Serumlarla biraz kendine gelen Selçuk’un yol tarifiyle şehir hastanesine vardık. Acilin önünde duramayıp ilerde bir yere park ettim. Güçlükle ayakta duran Selçuk’a dayanak oldum, acil girişine yürüdük, bir personele Korona test merkezini tarif ettirdim ve tekerlekli sandalye sordum. Durumun ciddiyetini fark edip yardımcı olmaya çalıştı; ancak sandalye bulamadı. Selçuk’a, “Sırtıma alayım mı?” dedim. “Al” dedi. Çok duygulandım. Oldum bittim sarılmaz ve sarılmama izin vermezdi. Bu vesileyle sırtımdan da olsa sarılacaktı. Duvara dayayıp sırtladım. Sarıldı hemen. Gözlerim doldu. Test yapılacak bölüme doğru, bize bakanları umursamadan sarsak adımlarla gidiyorduk.

Gözüm hastanenin koca koca camlarındaki yansımamıza takıldı. Birden yetmişli yıllara gidiverdim. Fakir Baykurt’un ‘Can Parası’ adlı öykü kitabının kapağındaki resme benziyorduk. ‘Çaresizliğin resmi’ olan o kitap kapağı, aradan onlarca yıl geçmesine karşın dün gibi hâlâ gözümün önündeydi.

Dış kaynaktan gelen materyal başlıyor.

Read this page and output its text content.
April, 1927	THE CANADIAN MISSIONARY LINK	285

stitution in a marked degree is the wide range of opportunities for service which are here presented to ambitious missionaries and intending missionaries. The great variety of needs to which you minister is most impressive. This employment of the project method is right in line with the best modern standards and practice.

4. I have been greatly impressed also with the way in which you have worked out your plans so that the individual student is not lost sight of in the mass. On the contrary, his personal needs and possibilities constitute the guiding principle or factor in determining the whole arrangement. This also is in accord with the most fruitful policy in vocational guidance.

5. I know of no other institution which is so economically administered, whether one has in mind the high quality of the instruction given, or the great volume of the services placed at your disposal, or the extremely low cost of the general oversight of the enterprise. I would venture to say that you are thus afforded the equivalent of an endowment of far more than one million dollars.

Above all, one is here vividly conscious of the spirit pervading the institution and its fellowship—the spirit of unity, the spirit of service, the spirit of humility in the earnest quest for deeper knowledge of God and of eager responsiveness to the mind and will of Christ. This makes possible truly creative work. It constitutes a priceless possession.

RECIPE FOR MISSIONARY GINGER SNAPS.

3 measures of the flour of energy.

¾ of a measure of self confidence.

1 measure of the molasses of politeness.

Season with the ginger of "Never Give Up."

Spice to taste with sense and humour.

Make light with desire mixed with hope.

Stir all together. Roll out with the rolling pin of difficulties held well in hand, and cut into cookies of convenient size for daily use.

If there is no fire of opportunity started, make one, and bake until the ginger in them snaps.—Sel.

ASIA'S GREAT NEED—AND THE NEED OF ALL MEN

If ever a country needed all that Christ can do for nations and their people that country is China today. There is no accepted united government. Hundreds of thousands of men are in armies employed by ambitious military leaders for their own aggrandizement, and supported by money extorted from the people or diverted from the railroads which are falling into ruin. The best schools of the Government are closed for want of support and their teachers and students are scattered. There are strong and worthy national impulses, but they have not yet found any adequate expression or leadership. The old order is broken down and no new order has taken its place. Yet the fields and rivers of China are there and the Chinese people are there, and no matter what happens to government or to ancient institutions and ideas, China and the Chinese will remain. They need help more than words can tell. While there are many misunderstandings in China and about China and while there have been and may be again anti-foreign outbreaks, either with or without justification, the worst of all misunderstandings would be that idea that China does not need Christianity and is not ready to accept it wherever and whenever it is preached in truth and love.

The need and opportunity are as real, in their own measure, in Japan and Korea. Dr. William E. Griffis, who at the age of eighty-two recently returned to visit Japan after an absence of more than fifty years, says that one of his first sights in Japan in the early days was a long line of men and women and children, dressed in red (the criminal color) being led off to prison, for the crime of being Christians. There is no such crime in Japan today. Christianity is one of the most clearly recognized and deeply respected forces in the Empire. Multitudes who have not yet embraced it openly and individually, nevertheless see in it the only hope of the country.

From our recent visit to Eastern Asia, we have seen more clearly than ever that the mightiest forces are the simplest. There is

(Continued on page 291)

Müşfik ve yoksul bir adam olan Sadullah, ilgisiz ve hayırsız kocası yüzünden hastalığı iyice ilerlemiş olan iki çocuk annesi, kızı Cemile’yi tedavi ettirebilmek için, elinde avucunda ne varsa toparlayıp köyünden Ankara’ya Hacettepe Hastanesine getirir. Ucuz bir hana yerleşirler. Hastane han arası koşuşturmalar sırasında hastalık Cemile’yi öyle bitkin öyle halsiz düşürmüştür ki Sadullah’ın kızını sırtında taşımak zorunda kaldığı anlar olur. Cemile’nin ameliyat olması için para lazımdır. Fakat Sadullah’ın parası yoktur. Yalvarıp yakarıp araya hatırlı kişiler koysa da ameliyat olanağı elde edemezler. Sadullah en sonunda çaresizlikten köydeki küçük tarlasını güvence göstererek borca girer. Ancak çocuklarını çok özleyen Cemile’nin ömrü yetmez. “Köyümüze dönelim” diye diye ucuz bir han odasında verir son nefesini.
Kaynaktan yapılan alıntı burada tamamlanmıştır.